📝 SummarXiv

Abstract

Quantum shadow tomography based on the classical shadow representation provides an efficient way to estimate properties of an unknown quantum state without performing a full quantum state tomography. In scenarios where estimating the expectation values for only certain classes of observables is required, obtaining information about the entire density matrix is unnecessary. We propose a partial quantum shadow tomography protocol that estimates a subset of density matrix elements relevant to the expectation values of structured observables. Specifically, we identify specific subsets of the tomographically complete set ${\mathrm{Cl}}(2)^{\otimes n}$ and a simple pseudo-inverse of the associated channel, which can be used to estimate all elements of the density matrix with the same active order.
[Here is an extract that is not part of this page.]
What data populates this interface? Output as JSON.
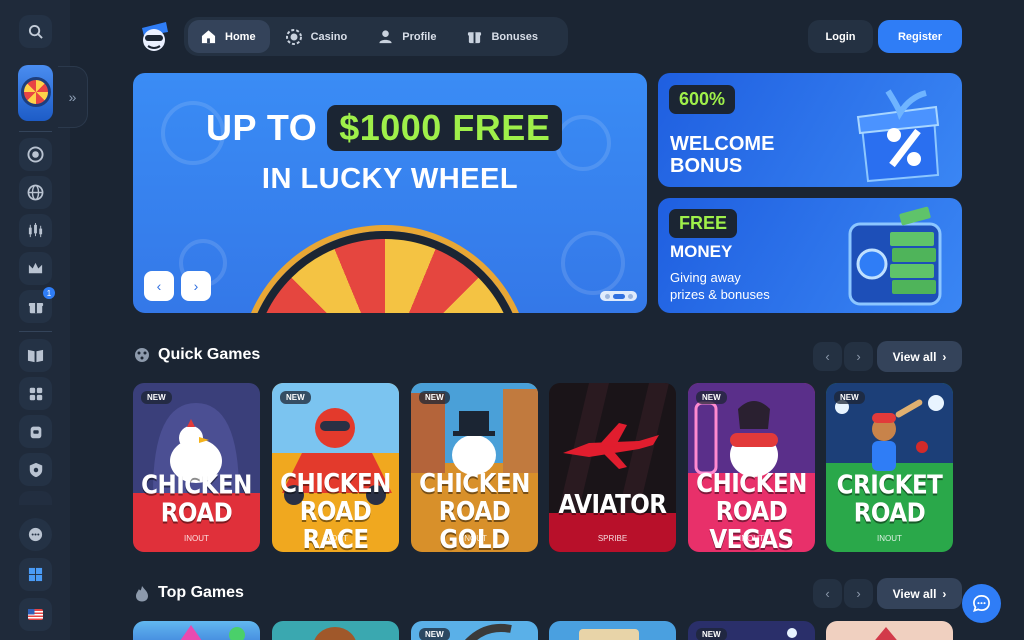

By restricting the protocol to smaller subsets of single-qubit Pauli measurements, it becomes experimentally more efficient. We demonstrate the advantage over unitary designs, such as the Clifford, full Pauli basis, and methods utilizing mutually unbiased bases, by analytically deriving error bounds and numerically evaluating the protocol on structured operators. We experimentally demonstrate the partial shadow estimation scheme for a wide class of two-qubit states (pure, entangled, and mixed) in the nuclear magnetic resonance (NMR) platform. The full density matrix, reconstructed experimentally by combining different partial estimators, achieves fidelities around 99%.